Even in those writers who are moved by a sense of revolt against the darkness and severity of certain theological creeds, the attempt is not to escape from religion, but to find a clearer, nobler, and more loving expression of religion. Even in those works which deal with subjects which are non-religious in their specific quality,—stories of adventure, like Cooper’s novels; poems of romance, like the ballads of Longfellow and Whittier,—one feels the implication of a spiritual background, a moral law, a Divine providence,—
“Standeth God within the shadow, keeping watch above his own.”
This, hitherto, has been the characteristic note of the literature of America. It has taken for granted that there is a God, that men must answer to Him for their actions, and that one of the most interesting things about people, even in books, is their moral quality.
(2) Another trait which seems to me strongly marked in the American temperament and clearly reflected in American literature is the love of nature. The attractions of the big out-of-doors have taken hold upon the people. They feel a strong affection for their great, free, untended forests, their swift-rushing rivers, their bright, friendly brooks, their wooded mountain ranges of the East, their snowy peaks and vast plains and many-coloured canyons of the West.
I suppose there is no other country in the world where so many people break away from the fatigues of civilization every year, and go out to live in the open for a vacation with nature. The business of making tents and camp outfits for these voluntary gypsies has grown to be enormous. In California they do not even ask for a tent. They sleep à la belle étoile.

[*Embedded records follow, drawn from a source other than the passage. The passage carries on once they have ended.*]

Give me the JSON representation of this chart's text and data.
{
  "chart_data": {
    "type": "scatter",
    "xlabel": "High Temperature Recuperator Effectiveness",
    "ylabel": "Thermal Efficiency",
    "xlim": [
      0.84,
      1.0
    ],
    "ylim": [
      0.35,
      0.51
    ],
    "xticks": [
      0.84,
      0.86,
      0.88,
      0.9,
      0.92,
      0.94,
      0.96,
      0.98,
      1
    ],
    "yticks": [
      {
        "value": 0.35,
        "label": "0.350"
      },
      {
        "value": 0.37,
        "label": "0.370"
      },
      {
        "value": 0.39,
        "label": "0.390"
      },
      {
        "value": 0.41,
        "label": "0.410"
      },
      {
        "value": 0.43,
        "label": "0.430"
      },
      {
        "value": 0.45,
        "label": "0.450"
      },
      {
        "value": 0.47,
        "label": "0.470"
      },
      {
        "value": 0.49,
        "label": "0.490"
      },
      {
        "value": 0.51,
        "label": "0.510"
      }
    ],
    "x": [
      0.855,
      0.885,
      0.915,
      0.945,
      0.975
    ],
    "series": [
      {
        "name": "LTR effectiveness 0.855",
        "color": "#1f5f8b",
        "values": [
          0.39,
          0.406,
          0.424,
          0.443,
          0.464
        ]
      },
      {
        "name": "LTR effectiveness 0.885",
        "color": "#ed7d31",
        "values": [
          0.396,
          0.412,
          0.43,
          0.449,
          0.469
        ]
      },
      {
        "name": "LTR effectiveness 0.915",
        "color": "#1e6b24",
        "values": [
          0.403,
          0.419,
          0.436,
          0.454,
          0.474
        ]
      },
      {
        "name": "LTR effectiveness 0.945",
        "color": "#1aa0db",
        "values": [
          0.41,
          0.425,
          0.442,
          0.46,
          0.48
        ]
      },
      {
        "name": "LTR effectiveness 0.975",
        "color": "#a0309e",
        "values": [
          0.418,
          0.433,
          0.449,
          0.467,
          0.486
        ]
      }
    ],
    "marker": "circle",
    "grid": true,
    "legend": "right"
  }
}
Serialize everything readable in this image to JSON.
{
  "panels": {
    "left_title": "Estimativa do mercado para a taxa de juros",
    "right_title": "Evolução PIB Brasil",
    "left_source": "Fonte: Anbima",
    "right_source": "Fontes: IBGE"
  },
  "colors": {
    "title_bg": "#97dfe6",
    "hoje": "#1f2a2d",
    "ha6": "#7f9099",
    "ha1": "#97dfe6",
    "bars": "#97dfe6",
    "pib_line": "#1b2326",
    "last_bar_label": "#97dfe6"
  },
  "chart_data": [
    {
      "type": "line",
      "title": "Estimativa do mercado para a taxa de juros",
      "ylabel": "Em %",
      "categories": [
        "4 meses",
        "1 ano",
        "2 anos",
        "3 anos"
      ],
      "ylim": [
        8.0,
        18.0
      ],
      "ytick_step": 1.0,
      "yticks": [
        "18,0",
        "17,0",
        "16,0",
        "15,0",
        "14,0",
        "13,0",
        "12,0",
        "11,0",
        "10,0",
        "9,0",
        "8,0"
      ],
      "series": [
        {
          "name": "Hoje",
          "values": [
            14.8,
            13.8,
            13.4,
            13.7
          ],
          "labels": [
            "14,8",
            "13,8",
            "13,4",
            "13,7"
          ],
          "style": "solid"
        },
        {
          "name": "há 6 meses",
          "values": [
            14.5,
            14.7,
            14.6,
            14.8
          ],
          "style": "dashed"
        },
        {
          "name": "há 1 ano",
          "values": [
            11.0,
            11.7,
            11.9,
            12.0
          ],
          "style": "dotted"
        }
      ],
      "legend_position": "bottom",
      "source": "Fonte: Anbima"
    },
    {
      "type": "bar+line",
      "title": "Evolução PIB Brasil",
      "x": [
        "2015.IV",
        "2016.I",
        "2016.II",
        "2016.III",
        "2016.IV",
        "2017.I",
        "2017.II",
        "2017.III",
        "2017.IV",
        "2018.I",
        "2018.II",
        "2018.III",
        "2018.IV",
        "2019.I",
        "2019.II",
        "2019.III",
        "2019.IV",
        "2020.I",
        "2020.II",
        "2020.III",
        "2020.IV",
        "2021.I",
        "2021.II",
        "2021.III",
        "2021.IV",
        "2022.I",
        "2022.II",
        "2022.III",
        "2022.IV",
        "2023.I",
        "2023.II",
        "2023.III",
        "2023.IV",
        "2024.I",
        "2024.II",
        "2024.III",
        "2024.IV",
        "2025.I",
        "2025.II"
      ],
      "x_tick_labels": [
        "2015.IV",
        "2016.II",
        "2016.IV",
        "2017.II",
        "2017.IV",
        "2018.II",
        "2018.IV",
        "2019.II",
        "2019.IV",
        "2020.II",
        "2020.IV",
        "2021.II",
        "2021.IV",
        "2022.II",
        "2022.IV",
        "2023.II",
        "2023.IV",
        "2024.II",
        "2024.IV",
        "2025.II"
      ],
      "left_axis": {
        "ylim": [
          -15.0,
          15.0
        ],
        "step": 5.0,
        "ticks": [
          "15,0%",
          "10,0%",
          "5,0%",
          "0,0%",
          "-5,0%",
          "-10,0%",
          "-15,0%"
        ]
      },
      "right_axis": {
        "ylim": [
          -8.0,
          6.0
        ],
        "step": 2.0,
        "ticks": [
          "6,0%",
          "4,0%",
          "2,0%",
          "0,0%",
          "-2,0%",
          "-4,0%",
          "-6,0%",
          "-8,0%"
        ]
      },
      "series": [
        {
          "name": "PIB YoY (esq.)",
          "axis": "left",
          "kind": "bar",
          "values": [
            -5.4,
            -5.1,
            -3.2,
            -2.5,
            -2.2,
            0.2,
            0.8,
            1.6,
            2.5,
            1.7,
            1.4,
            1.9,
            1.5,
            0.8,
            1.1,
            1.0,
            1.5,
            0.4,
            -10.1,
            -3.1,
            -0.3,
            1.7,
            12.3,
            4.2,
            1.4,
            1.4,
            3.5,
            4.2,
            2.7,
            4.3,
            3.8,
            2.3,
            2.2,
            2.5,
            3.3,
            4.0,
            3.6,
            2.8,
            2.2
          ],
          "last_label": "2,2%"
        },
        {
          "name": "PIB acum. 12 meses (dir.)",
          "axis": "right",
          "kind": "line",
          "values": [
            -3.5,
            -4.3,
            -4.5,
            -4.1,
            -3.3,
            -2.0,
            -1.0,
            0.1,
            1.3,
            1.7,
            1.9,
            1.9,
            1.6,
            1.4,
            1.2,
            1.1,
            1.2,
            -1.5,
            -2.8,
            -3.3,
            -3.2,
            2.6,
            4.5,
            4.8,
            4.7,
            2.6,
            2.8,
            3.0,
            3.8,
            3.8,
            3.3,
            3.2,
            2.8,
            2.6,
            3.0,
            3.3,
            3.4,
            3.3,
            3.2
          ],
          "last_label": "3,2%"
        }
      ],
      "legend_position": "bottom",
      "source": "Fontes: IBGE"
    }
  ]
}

The Audubon societies have spread to every State. You will not find anywhere in Europe, except perhaps in Switzerland, such companies of boys and girls studying the wild flowers and the birds. The interest is not altogether, nor mainly, scientific. It is vital and temperamental. It is the expression of an inborn sympathy with nature and a real delight in her works.
This has found an utterance in the large and growing “nature-literature” of America. John James Audubon, Henry Thoreau, John Burroughs, Clarence King, John Muir, Ernest Seton, Frank Chapman, Ernest Ingersoll,—these are some of the men who have not only carefully described, but also lovingly interpreted, “nature in her visible forms,” and so have given to their books, beyond the value of accurate records of observation, the charm of sympathetic and illuminative writing.
But it is not only in these special books that I would look for evidence of the love of nature in the American temperament. It is found all through the poetry and the prose of the best writers. The most perfect bit of writing in the works of that stern Calvinist, Jonathan Edwards, is the description of an early morning walk through a field of wild flowers. Some of the best pages of Irving and Cooper are sketches of landscape along the Hudson River. The scenery of New England is drawn with infinite delicacy and skill in the poetry of Bryant, Whittier, and Emerson. Bret Harte and Joaquin Miller make as see the painted desert and the ragged Sierras. James Lane Allen shows us the hemp fields of Kentucky, George Cable the bayous of Louisiana. But the list of illustrations is endless. The whole literature of America is filled with pictures of nature. There is hardly a familiar bird or flower for which some poet has not tried to find a distinct, personal, significant expression in his verse.
(3) A third trait of the American temperament is the sense of humour. This is famous, not to say notorious. The Americans are supposed to be a nation of jokers, whose daily jests, like their ready-made shoes, have a peculiar oblique form which makes it slightly difficult for people of other nationalities to get into them.